If you want to further improve the experience, you can also customize the knowledge base through `.cnb/settings.yml` [UI Customization Configuration File](../repo/settings.md), for example:

* Import configurations from other repositories
* Define different AI roles
* Customize the knowledge base button style
* Set the default repository and default role

### Import configurations from other repositories

If the current project depends on documents from other repositories, you can import those repositories' knowledge base content into the conversation to enable cross-repository retrieval.

For configuration details, see `npc.imports.list` in the [UI Customization Configuration File](../repo/settings.md).

### Define an AI role system

You can create different AI roles so they answer questions with different identities and styles. For example:

* **Junior Engineer**: Explains concepts in simple and easy-to-understand language
* **Mid-Level Engineer**: Provides professional technical answers
* **Senior Engineer**: Solves complex technical problems and provides architectural design and in-depth insights

For configuration details, see `npc.roles` in the [UI Customization Configuration File](../repo/settings.md).

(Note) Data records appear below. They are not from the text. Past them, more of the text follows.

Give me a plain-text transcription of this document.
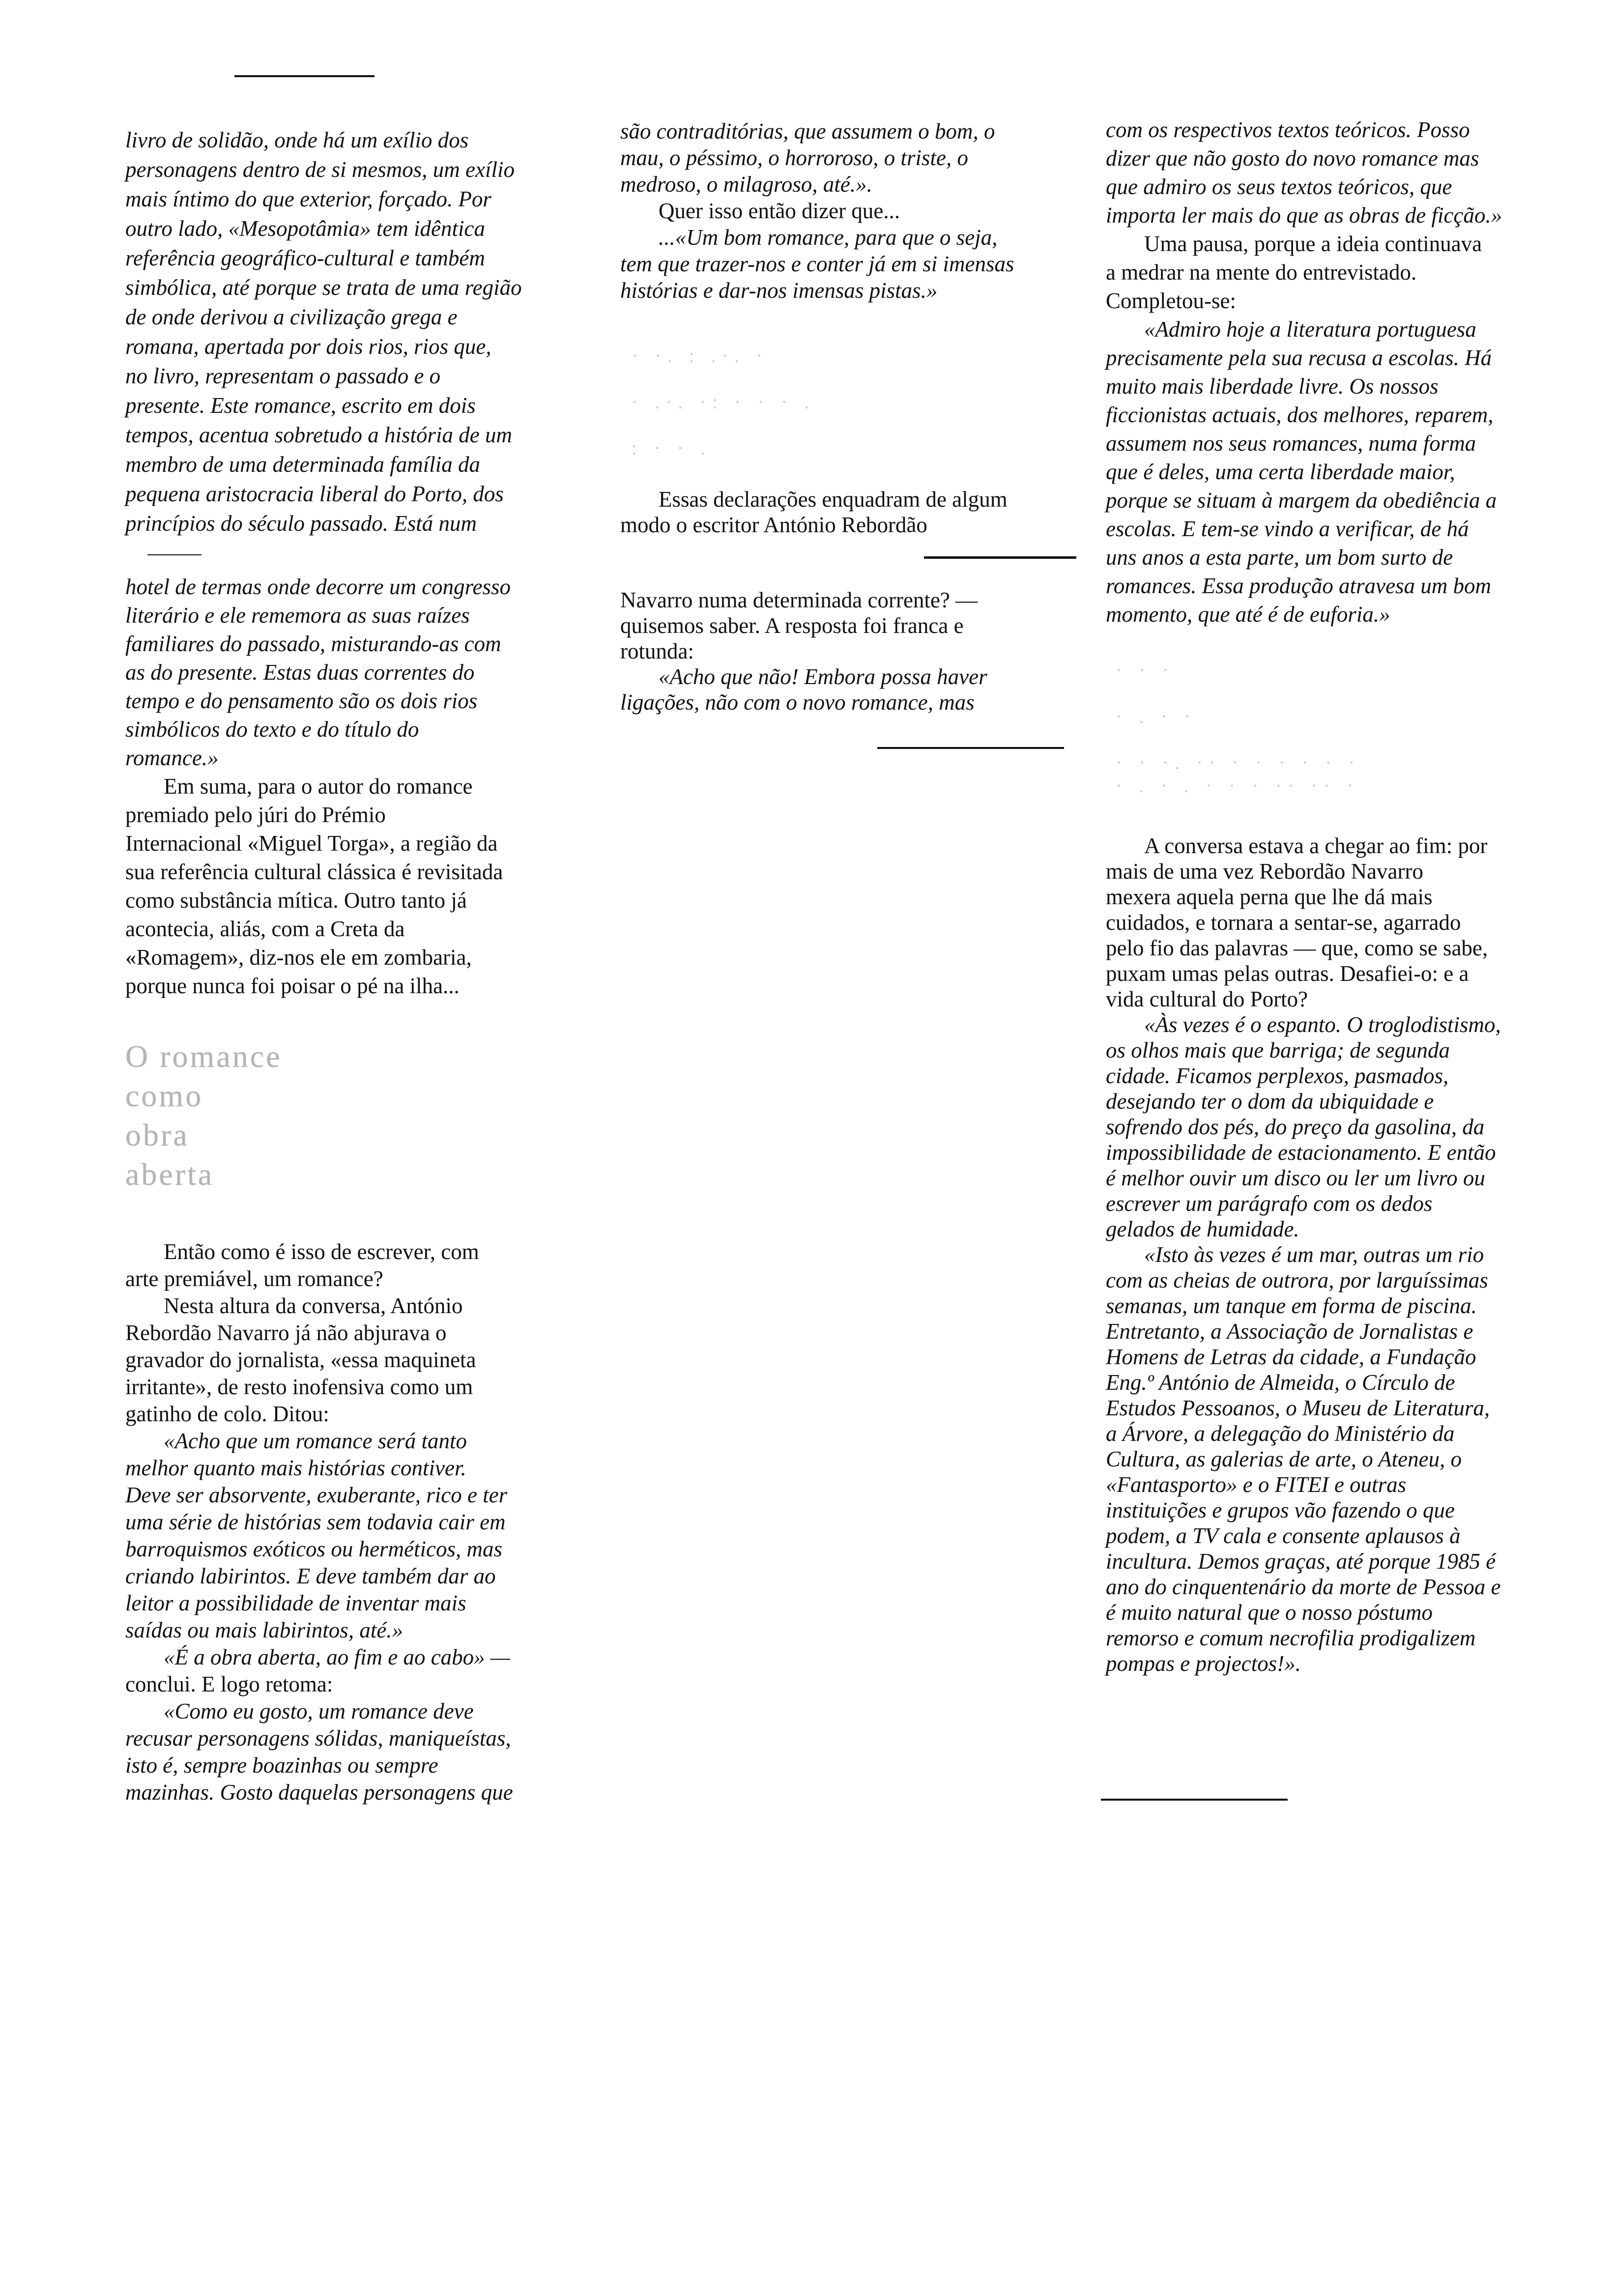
· ·. : .·. ·

· .·. ·: · · · .

: · · .
· · ·

· . · ·

· · ·. ·· · · · · · ·
· . · . · · · ·· ·· ·
livro de solidão, onde há um exílio dos
personagens dentro de si mesmos, um exílio
mais íntimo do que exterior, forçado. Por
outro lado, «Mesopotâmia» tem idêntica
referência geográfico-cultural e também
simbólica, até porque se trata de uma região
de onde derivou a civilização grega e
romana, apertada por dois rios, rios que,
no livro, representam o passado e o
presente. Este romance, escrito em dois
tempos, acentua sobretudo a história de um
membro de uma determinada família da
pequena aristocracia liberal do Porto, dos
princípios do século passado. Está num
hotel de termas onde decorre um congresso
literário e ele rememora as suas raízes
familiares do passado, misturando-as com
as do presente. Estas duas correntes do
tempo e do pensamento são os dois rios
simbólicos do texto e do título do
romance.»
Em suma, para o autor do romance
premiado pelo júri do Prémio
Internacional «Miguel Torga», a região da
sua referência cultural clássica é revisitada
como substância mítica. Outro tanto já
acontecia, aliás, com a Creta da
«Romagem», diz-nos ele em zombaria,
porque nunca foi poisar o pé na ilha...
O romance
como
obra
aberta
Então como é isso de escrever, com
arte premiável, um romance?
Nesta altura da conversa, António
Rebordão Navarro já não abjurava o
gravador do jornalista, «essa maquineta
irritante», de resto inofensiva como um
gatinho de colo. Ditou:
«Acho que um romance será tanto
melhor quanto mais histórias contiver.
Deve ser absorvente, exuberante, rico e ter
uma série de histórias sem todavia cair em
barroquismos exóticos ou herméticos, mas
criando labirintos. E deve também dar ao
leitor a possibilidade de inventar mais
saídas ou mais labirintos, até.»
«É a obra aberta, ao fim e ao cabo» —
conclui. E logo retoma:
«Como eu gosto, um romance deve
recusar personagens sólidas, maniqueístas,
isto é, sempre boazinhas ou sempre
mazinhas. Gosto daquelas personagens que
são contraditórias, que assumem o bom, o
mau, o péssimo, o horroroso, o triste, o
medroso, o milagroso, até.».
Quer isso então dizer que...
...«Um bom romance, para que o seja,
tem que trazer-nos e conter já em si imensas
histórias e dar-nos imensas pistas.»
Essas declarações enquadram de algum
modo o escritor António Rebordão
Navarro numa determinada corrente? —
quisemos saber. A resposta foi franca e
rotunda:
«Acho que não! Embora possa haver
ligações, não com o novo romance, mas
com os respectivos textos teóricos. Posso
dizer que não gosto do novo romance mas
que admiro os seus textos teóricos, que
importa ler mais do que as obras de ficção.»
Uma pausa, porque a ideia continuava
a medrar na mente do entrevistado.
Completou-se:
«Admiro hoje a literatura portuguesa
precisamente pela sua recusa a escolas. Há
muito mais liberdade livre. Os nossos
ficcionistas actuais, dos melhores, reparem,
assumem nos seus romances, numa forma
que é deles, uma certa liberdade maior,
porque se situam à margem da obediência a
escolas. E tem-se vindo a verificar, de há
uns anos a esta parte, um bom surto de
romances. Essa produção atravesa um bom
momento, que até é de euforia.»
A conversa estava a chegar ao fim: por
mais de uma vez Rebordão Navarro
mexera aquela perna que lhe dá mais
cuidados, e tornara a sentar-se, agarrado
pelo fio das palavras — que, como se sabe,
puxam umas pelas outras. Desafiei-o: e a
vida cultural do Porto?
«Às vezes é o espanto. O troglodistismo,
os olhos mais que barriga; de segunda
cidade. Ficamos perplexos, pasmados,
desejando ter o dom da ubiquidade e
sofrendo dos pés, do preço da gasolina, da
impossibilidade de estacionamento. E então
é melhor ouvir um disco ou ler um livro ou
escrever um parágrafo com os dedos
gelados de humidade.
«Isto às vezes é um mar, outras um rio
com as cheias de outrora, por larguíssimas
semanas, um tanque em forma de piscina.
Entretanto, a Associação de Jornalistas e
Homens de Letras da cidade, a Fundação
Eng.º António de Almeida, o Círculo de
Estudos Pessoanos, o Museu de Literatura,
a Árvore, a delegação do Ministério da
Cultura, as galerias de arte, o Ateneu, o
«Fantasporto» e o FITEI e outras
instituições e grupos vão fazendo o que
podem, a TV cala e consente aplausos à
incultura. Demos graças, até porque 1985 é
ano do cinquentenário da morte de Pessoa e
é muito natural que o nosso póstumo
remorso e comum necrofilia prodigalizem
pompas e projectos!».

### Customize the knowledge base button style

You can customize the name, description, and hover image of the knowledge base entry button to improve visual experience and interaction.

For configuration details, see `npc.button` in the [UI Customization Configuration File](../repo/settings.md).

### Set the default repository and default role options

You can preset the default selected repository and the default AI role in the knowledge base pop-up, reducing repeated selections each time it is opened.

For configuration details, see `npc.defaultRepo` and `npc.defaultRole` in the [UI Customization Configuration File](../repo/settings.md).

### Mention AI roles in comments

In the default branch of the repository where the AI role belongs, you can define the pipeline configuration triggered when the AI role is `@` mentioned in `.cnb.yml`.

In Issue or PR comments in other repositories, you can also `@` an AI role defined in `NPC`. This triggers an `NPC` event, and `Cloud Native Build` uses the `.cnb.yml` file above as the pipeline configuration for the current `NPC` event.

For more details, see [NPC Events](../build/trigger-rule.md#npc-events).